2001-07-18 01:38:18

by David J. Picard

[permalink] [raw]
Subject: PATCH for Corrupted IO on all block devices

Basically, what is happening is the read requests are being pushed to
the front of the IO queue - before the preceding write for the same
sector. This is VERY BAD in that applications that perform repeated IO
to the same sector sequentially - like databases - are not guaranteed
the IO will be performed in the order the operations were requested.

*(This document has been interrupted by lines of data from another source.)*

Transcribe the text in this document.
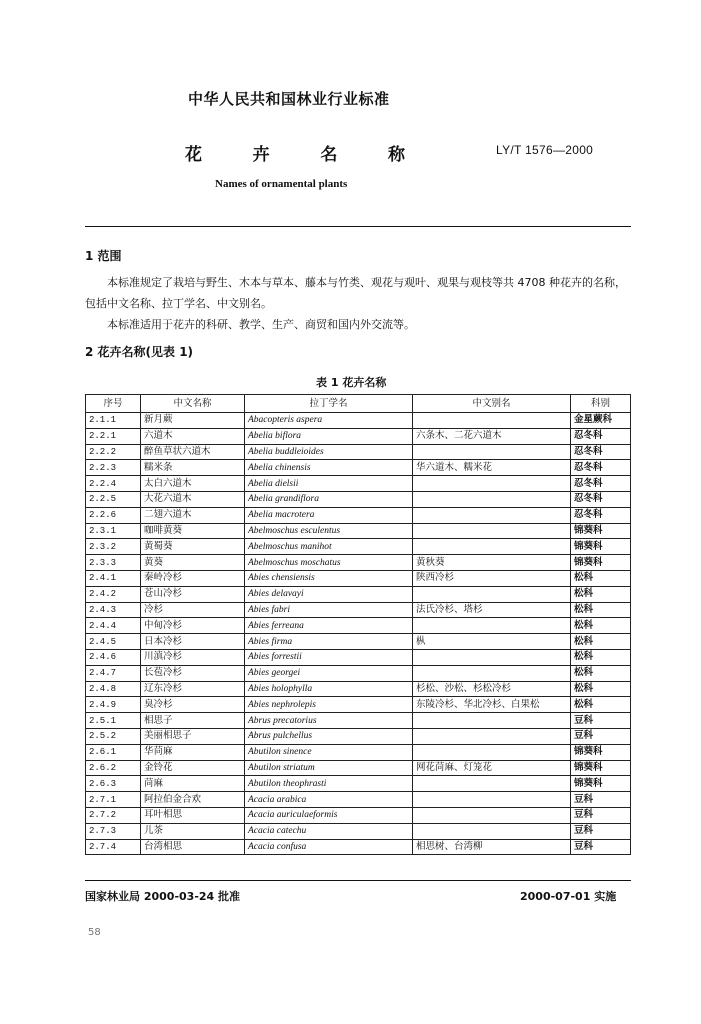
中华人民共和国林业行业标准
花	卉	名	称	LY/T 1576—2000
Names of ornamental plants
1 范围
本标准规定了栽培与野生、木本与草本、藤本与竹类、观花与观叶、观果与观枝等共 4708 种花卉的名称，包括中文名称、拉丁学名、中文别名。
本标准适用于花卉的科研、教学、生产、商贸和国内外交流等。
2 花卉名称(见表 1)
表 1 花卉名称
序号	中文名称	拉丁学名	中文别名	科别
2.1.1	新月蕨	Abacopteris aspera		金星蕨科
2.2.1	六道木	Abelia biflora	六条木、二花六道木	忍冬科
2.2.2	醉鱼草状六道木	Abelia buddleioides		忍冬科
2.2.3	糯米条	Abelia chinensis	华六道木、糯米花	忍冬科
2.2.4	太白六道木	Abelia dielsii		忍冬科
2.2.5	大花六道木	Abelia grandiflora		忍冬科
2.2.6	二翅六道木	Abelia macrotera		忍冬科
2.3.1	咖啡黄葵	Abelmoschus esculentus		锦葵科
2.3.2	黄蜀葵	Abelmoschus manihot		锦葵科
2.3.3	黄葵	Abelmoschus moschatus	黄秋葵	锦葵科
2.4.1	秦岭冷杉	Abies chensiensis	陕西冷杉	松科
2.4.2	苍山冷杉	Abies delavayi		松科
2.4.3	冷杉	Abies fabri	法氏冷杉、塔杉	松科
2.4.4	中甸冷杉	Abies ferreana		松科
2.4.5	日本冷杉	Abies firma	枞	松科
2.4.6	川滇冷杉	Abies forrestii		松科
2.4.7	长苞冷杉	Abies georgei		松科
2.4.8	辽东冷杉	Abies holophylla	杉松、沙松、杉松冷杉	松科
2.4.9	臭冷杉	Abies nephrolepis	东陵冷杉、华北冷杉、白果松	松科
2.5.1	相思子	Abrus precatorius		豆科
2.5.2	美丽相思子	Abrus pulchellus		豆科
2.6.1	华苘麻	Abutilon sinence		锦葵科
2.6.2	金铃花	Abutilon striatum	网花苘麻、灯笼花	锦葵科
2.6.3	苘麻	Abutilon theophrasti		锦葵科
2.7.1	阿拉伯金合欢	Acacia arabica		豆科
2.7.2	耳叶相思	Acacia auriculaeformis		豆科
2.7.3	儿茶	Acacia catechu		豆科
2.7.4	台湾相思	Acacia confusa	相思树、台湾柳	豆科
国家林业局 2000-03-24 批准	2000-07-01 实施
58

The patch follows, then a test utility for the presence of the defect,
and last some background, detail regarding suspected impact of the patch
and next steps.

/* ---- START OVERLAPPING_IO_CORRUPTION PATCH --- */
--- linux/drivers/block/elevator.c Tue Jul 17 20:56:09 2001
+++ linux-2.4.6-unchanged/drivers/block/elevator.c Tue Jul 17 20:55:41
2001
@@ -18,6 +18,11 @@
* Removed tests for max-bomb-segments, which was breaking elvtune
* when run without -bN
*
+ * 17072001 Dave Picard <[email protected]> :
+ * Modified the default merge function to stop pushing an IO request
towards
+ * the front of the queue when it bumps up against an overlapping IO
+ * request. This was corrupting apps with high IO to the same file,
like
+ * high traffic databases.
*/

#include <linux/fs.h>
@@ -74,6 +79,39 @@
return 0;
}

+/**
+ * bh and rq may be for overlapping regions on the disk. If this is the
case,
+ * it's imperative the order of the io operations be maintained in
order to
+ * guarantee the results be consistent with the order of the requests.
+ */
+inline int bh_rq_in_block(struct buffer_head *bh, unsigned int count,
+ struct request *rq, struct list_head *head)
+{
+ struct list_head *next;
+ struct request *next_rq;
+
+ /*
+ * if the io overlaps with this request, consider it overlapping
+ */
+ if ( ((rq->sector + rq->nr_sectors) > bh->b_rsector) &&
+ (rq->sector < (bh->b_rsector + count)) )
+ return 1;
+
+ next = rq->queue.next;
+ if (next == head)
+ return 0;
+
+ /*
+ * if the io overlaps with the next request, consider it overlapping
+ */
+ next_rq = blkdev_entry_to_request(next);
+ if ( ((next_rq->sector + next_rq->nr_sectors) > bh->b_rsector) &&
+ (next_rq->sector < (bh->b_rsector + count)) )
+ return 1;
+
+ return 0;
+}
+

int elevator_linus_merge(request_queue_t *q, struct request **req,
struct list_head * head,
@@ -98,6 +136,10 @@
continue;
if (!*req && bh_rq_in_between(bh, __rq, &q->queue_head))
*req = __rq;
+ if (bh_rq_in_block(bh, count, __rq, &q->queue_head)) {
+ *req = __rq;
+ break;
+ }
if (__rq->cmd != rw)
continue;
if (__rq->nr_sectors + count > max_sectors)
/* ---- END OVERLAPPING_IO_CORRUPTION PATCH --- */

The following code for a small test application demonstrates the data
corruption with the IO for block devices in the 2.4.6 kernel. Test code
follows, then more detail on next steps:

/* START TEST APPLICATION to validate defect is present or repaired */

#include <stdio.h>
#include <assert.h>

#define TEST_SZ 25000000
#define RD_BUFF_SZ 5000
int main(int argc, const char **argv, const char **env)
{
FILE* fp;

if(argc > 1) fp = fopen(argv[1], "r+");
else fp =tmpfile();
if(NULL != fp) {
int j = -1;
off_t o;
while(1) {
if(++j != TEST_SZ) {
if (j == (TEST_SZ - RD_BUFF_SZ) ) o = ftello(fp);
fwrite(&j, sizeof(int), 1, fp);
} else {
int i, buffer[RD_BUFF_SZ];
fflush(fp);
fseek(fp, o, SEEK_SET);
fread(buffer, sizeof(int), sizeof(buffer), fp);
printf("Validating end of file writes\n");
for(i = (RD_BUFF_SZ - 1); i >= 0; i--) {
assert(buffer[i] == --j) ;
}
rewind(fp);
j = -1;
}
}
return 1;
}
return 0;
}
/* END TEST APPLICATION */


This defect appeared to come about in an attempt to optimize Linux as a
web / file server by pushing all the read requests to the front of the
pending IO queue. I suspect this patch will have a slightly adverse
impact on that performance, but I believe the impact will be limited to
only those occurences where the IO is overlapping. This will force all
IO operations for the same overlapping sector to occur concurrently.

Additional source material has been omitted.